- 138 Okunma
- 1 Yorum
- 2 Beğeni
Güzel günler...
“BEN GÜZEL GÜNLERİN ŞAİRİYİM”
Başlığı tırnak içine aldım; çünkü bu söz benim değil, Melih Cevdet Anday’ındır. Şair ve yazarlar toplumsal olaydan söz etmeli, sadece söz etmekle kalmamalı halkın dertlerine ortak olmalı, Mehmet Emin Yurdakul’un dediği gibi “dertlilerin gözyaşını mendiliyle silmeli”dir. Ayrıca acı gerçekleri dile getirmeli, göstermeli, bu tür olayların olmaması için çaba göstermelidir ama iç karartıcı yazı ve şiirler yazarak okurların ruhunu karartmamalıdır.

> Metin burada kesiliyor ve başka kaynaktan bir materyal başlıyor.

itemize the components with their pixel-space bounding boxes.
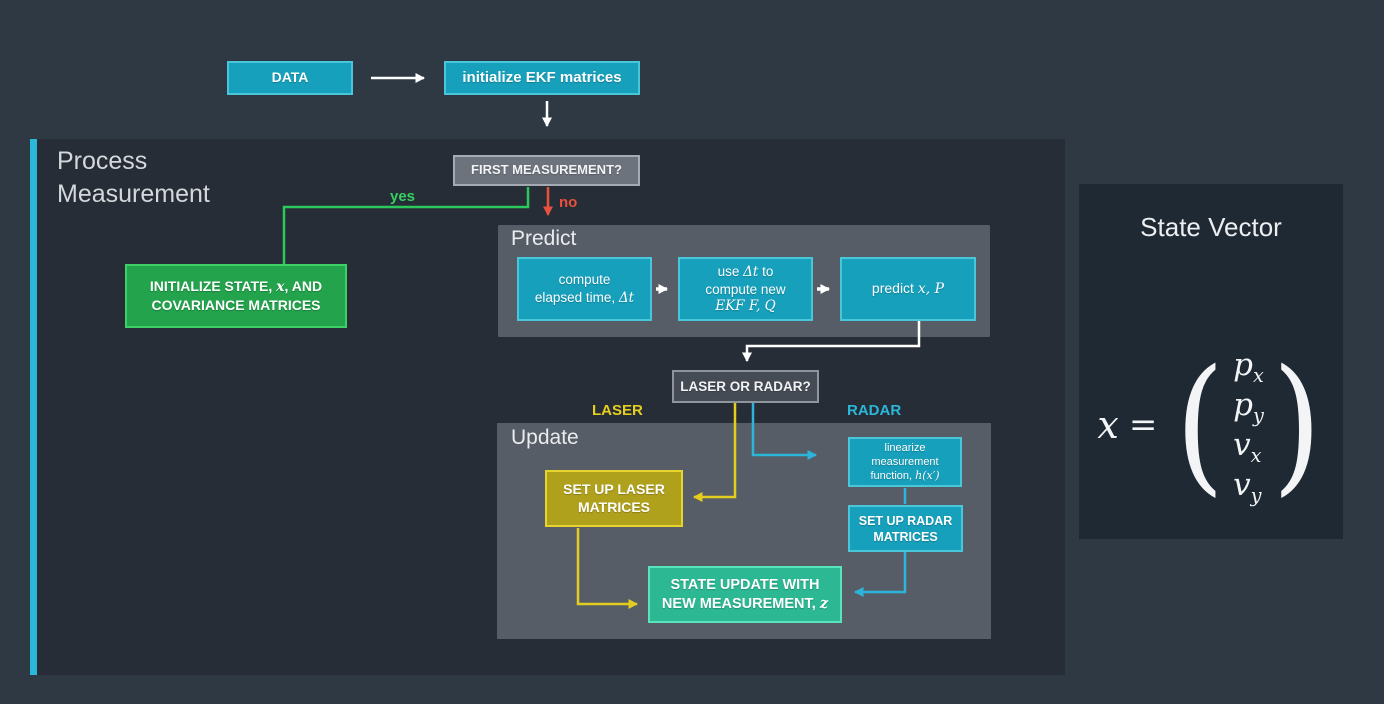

Anlatım biçimimiz(üslubumuz) iyimser olmalı. Olaylara ve konulara mizah penceresinden bakmalı, hem güldürmeli hem düşündürmeli, güzelliklerden, sevgi ve dostluktan, mutluluk veren şeylerden söz ederek moral vermeliyiz. Bunları söylerken “boş ver, aldırma, ne olursa olsun, gülmene, eğlenmene bak” deyin ve Ziya Paşa gibi “İç bade güzel sev var ise aklı şuurun/Dünya var imiş yok imiş ne umurun” diyerek duygusuz, bencil olun, her şeye boş verin demek istemiyorum ha! Sanatçılar güzel günlerin yakın olduğunu vurgulamalı, umut aşılamalı, Sabahattin Ali’nin “Başın öne eğilmesin” ve “görecek günler var daha” deyişine uygun yapıtlar sunmalı. İstiklal marşının “Korkma!” diye başladığını, korkunun ecele faydası olmadığını anlatmalı, sezdirmeli, ne olursa olsun kötülüğün, çirkinliğin, zulmün böyle sürüp gitmeyeceğini belirtmeli, “Doğacaktır sana vaat ettiği günler Hakkın/Kim bilir belki yarın, belki yarından da yakın” diyebilmelidir.